Отпоившись в конце концов кофе, мы затеяли игру в «шляпу». Суть была в том, чтобы за минимум времени объяснять друг другу слова, предварительно написанные на бумажках, сложенных в красную Выпину кепку. Слова были разные, но в первом коне отчётливо запомнились «безысходность», «боль» и «тлен», а во втором – «наручники», «клей», «наркоман», «раб» и «прыщ», написанные в основном Жуком, что стало предлогом для проявления иронично-серьезного беспокойства. Играли командами, менялись. И так всё это было увлекательно и весело, что пару раз мне даже случилось плакать от смеха. Жаль, что такое времяпрепровождение почему-то чаще практикуется в пути с целью убить время и реже вспоминается за будними послеработними пивными посиделками. Вообще всё самое лучшее происходит в пути. У меня есть пара мыслей на этот счёт. Думаю, мы становимся более расслабленными и свободными, когда наша потребность в движении вперёд весьма удовлетворяется пейзажем, проносящимся мимо в обратном направлении. Человечество сделало огромный прорыв, когда изобрело машины, позволяющие двигаться, не поднимая жопы с сиденья.
–||—
Последние часы прошли в ожидании. Скорее даже в волнительном предвкушении. Наконец, поезд начал тормозить, и первое, что я увидела и запомнила, – это невероятные громадные облака, волной нависшие над горизонтом, будто пыль, взметенная от взрыва. Там сам Бог уронил кулак на гору манны небесной. Поезд остановился. Остановилось всё. Собака, застывшая в своей позе у забора, женщина, читающая что-то по ту сторону окна привокзального здания. Стало даже как-то не по себе. Ощущение продлилось недолго. Как только открыли двери, все тут же снялись со своих мест и, толкаясь друг за другом, гурьбой потянулись к выходу на перрон.

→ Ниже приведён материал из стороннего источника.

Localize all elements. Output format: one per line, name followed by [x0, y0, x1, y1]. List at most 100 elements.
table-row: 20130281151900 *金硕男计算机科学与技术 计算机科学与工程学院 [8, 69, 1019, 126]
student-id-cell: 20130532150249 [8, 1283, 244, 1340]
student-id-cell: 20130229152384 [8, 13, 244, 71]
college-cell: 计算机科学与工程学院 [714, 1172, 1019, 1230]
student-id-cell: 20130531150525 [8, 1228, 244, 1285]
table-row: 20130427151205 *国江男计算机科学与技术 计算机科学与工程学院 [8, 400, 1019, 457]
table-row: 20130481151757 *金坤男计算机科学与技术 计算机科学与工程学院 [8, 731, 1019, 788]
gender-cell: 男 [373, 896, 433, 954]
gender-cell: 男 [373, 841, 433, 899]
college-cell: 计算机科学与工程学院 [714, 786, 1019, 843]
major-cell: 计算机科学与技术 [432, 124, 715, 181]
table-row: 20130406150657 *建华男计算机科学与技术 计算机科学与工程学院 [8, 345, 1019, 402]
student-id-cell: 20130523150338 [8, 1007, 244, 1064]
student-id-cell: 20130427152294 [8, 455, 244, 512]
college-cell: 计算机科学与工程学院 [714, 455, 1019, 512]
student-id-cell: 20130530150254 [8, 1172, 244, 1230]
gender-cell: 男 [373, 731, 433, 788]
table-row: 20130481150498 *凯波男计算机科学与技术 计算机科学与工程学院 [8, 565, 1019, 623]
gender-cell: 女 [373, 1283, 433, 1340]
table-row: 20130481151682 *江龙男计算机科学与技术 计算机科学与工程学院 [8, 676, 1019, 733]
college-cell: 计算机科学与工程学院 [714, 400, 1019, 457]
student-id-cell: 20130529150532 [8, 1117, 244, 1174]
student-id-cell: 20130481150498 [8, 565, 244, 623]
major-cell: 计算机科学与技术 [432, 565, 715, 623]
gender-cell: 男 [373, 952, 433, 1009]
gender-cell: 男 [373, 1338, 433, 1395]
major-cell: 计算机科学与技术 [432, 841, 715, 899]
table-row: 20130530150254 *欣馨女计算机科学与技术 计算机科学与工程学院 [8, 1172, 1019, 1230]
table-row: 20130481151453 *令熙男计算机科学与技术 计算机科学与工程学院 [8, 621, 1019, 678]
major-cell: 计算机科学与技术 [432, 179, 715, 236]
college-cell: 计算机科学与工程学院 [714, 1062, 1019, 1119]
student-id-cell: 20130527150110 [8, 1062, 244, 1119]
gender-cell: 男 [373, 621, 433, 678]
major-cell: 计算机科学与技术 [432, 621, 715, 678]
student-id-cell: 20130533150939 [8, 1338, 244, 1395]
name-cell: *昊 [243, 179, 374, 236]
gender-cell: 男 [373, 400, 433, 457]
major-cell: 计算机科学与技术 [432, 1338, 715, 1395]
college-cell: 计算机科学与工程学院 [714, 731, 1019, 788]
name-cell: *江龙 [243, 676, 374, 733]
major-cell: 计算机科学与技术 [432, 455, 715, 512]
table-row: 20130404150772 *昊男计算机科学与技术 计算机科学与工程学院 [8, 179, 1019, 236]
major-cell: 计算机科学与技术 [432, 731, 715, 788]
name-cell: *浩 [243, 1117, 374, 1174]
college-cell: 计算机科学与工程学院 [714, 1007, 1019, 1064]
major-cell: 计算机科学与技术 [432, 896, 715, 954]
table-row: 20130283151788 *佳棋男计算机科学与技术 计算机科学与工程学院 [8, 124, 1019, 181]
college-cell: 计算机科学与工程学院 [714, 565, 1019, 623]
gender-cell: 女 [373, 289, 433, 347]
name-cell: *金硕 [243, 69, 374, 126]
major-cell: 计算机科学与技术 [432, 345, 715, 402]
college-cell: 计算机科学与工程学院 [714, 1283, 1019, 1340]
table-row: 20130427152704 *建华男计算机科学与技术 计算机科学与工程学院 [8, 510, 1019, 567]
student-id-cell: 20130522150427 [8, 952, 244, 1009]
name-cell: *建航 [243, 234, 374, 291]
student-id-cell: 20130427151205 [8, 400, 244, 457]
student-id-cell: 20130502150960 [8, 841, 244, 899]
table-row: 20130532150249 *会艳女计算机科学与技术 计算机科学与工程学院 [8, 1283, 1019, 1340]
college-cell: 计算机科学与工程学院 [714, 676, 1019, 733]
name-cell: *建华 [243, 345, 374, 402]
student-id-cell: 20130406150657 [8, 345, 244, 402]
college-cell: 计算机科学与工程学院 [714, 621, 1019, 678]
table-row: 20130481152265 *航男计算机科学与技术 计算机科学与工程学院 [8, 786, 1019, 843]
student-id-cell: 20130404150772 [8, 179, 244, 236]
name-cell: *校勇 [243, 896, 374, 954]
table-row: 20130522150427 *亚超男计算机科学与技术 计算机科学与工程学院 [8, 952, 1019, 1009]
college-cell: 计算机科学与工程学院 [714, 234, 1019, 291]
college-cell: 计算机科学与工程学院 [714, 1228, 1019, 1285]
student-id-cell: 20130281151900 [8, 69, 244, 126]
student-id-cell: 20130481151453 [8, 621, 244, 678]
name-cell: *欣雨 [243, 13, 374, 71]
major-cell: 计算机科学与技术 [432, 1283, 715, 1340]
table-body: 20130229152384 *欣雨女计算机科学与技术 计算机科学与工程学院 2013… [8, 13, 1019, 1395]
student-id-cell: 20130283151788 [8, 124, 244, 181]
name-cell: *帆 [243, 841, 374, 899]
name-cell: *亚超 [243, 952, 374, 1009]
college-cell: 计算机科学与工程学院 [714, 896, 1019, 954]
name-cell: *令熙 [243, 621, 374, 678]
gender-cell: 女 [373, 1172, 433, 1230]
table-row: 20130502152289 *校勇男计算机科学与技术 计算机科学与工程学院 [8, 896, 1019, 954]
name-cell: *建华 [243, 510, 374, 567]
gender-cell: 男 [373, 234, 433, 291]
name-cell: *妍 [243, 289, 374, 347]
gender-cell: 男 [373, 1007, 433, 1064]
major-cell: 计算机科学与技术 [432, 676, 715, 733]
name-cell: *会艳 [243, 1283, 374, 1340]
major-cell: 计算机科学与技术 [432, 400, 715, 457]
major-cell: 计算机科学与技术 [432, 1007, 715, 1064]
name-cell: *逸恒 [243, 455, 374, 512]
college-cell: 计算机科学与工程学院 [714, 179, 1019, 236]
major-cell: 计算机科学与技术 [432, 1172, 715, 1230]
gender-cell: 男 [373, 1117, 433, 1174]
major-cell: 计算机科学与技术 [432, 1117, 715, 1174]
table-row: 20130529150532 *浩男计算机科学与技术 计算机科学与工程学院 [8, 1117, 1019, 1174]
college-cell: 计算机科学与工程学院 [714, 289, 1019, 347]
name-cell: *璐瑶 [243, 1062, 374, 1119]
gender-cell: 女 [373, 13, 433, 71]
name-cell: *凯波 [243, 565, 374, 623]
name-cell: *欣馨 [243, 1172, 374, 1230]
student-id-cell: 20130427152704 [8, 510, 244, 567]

Нас должны были встречать рыжая девушка, парень и длинноногая блондинка. Рыжая девушка должна была отвезти нас на вписку, а парень и блондинка были друзьями Умки. Их мы увидели сразу, они забрали у нас Умку и увели в неизвестном направлении. Нашей же рыжей девушки нигде не было, её телефона и номера Паяльника (хозяина вписки) – тоже. Отойдя в сторонку, Выпь пыталась раздобыть чьи-нибудь контакты. Мы с Жуком закурили. Была свободная минута, чтобы отдышаться и оглядеться. В переулке, ведущем с перрона, среди многочисленных ларьков с сувенирами и салонов сотовой связи между шавермой и пельменной втиснулся музей шоколада. То есть, мы ещё не успели зайти в город, а один музей уже нашли.
Наконец, Выпь раздобыла номер Паяльника и узнала, почему нас никто не встретил. Перепутали время. Подрагивая под сквозным питерским ветром, мы вышли на площадь Восстания. Не помню, что за чувства роились вперемешку с ветром в моей голове, возможно, и сейчас не понимаю, но это был Питер. Это определённо был Питер: высокие здания, пёстрые люди на самокатах, влажный холодный воздух и завораживающие великолепные облака. Зачем-то мы наворачивали круги вокруг площади: Выпь, видимо, выясняла, где и как нам пересечься с Юлей – рыжей девушкой Паяльника. В руках у нас, помимо вещей, были пакеты с недоеденным и недопитым в поезде. Мы зашли во двор, пройдя обросшими строительными лесами проулками, остановились у питерской помойки. Вот она, ниферская природа: приехали в Питер и первым делом забились в самую глубокую дыру, какую только нашли. Там же раздобыли табуретку, разложили на ней еду. Выпь всё ещё не отлипла от телефона, я тоже позвонила бабушке, «доложила», что доехали. Я могла быть где угодно и что угодно делать (лазать по горам, сплавляться по бурным порожистым рекам, стопить ночью на пустынной трассе машины), главное – не забыть при этом позвонить бабушке.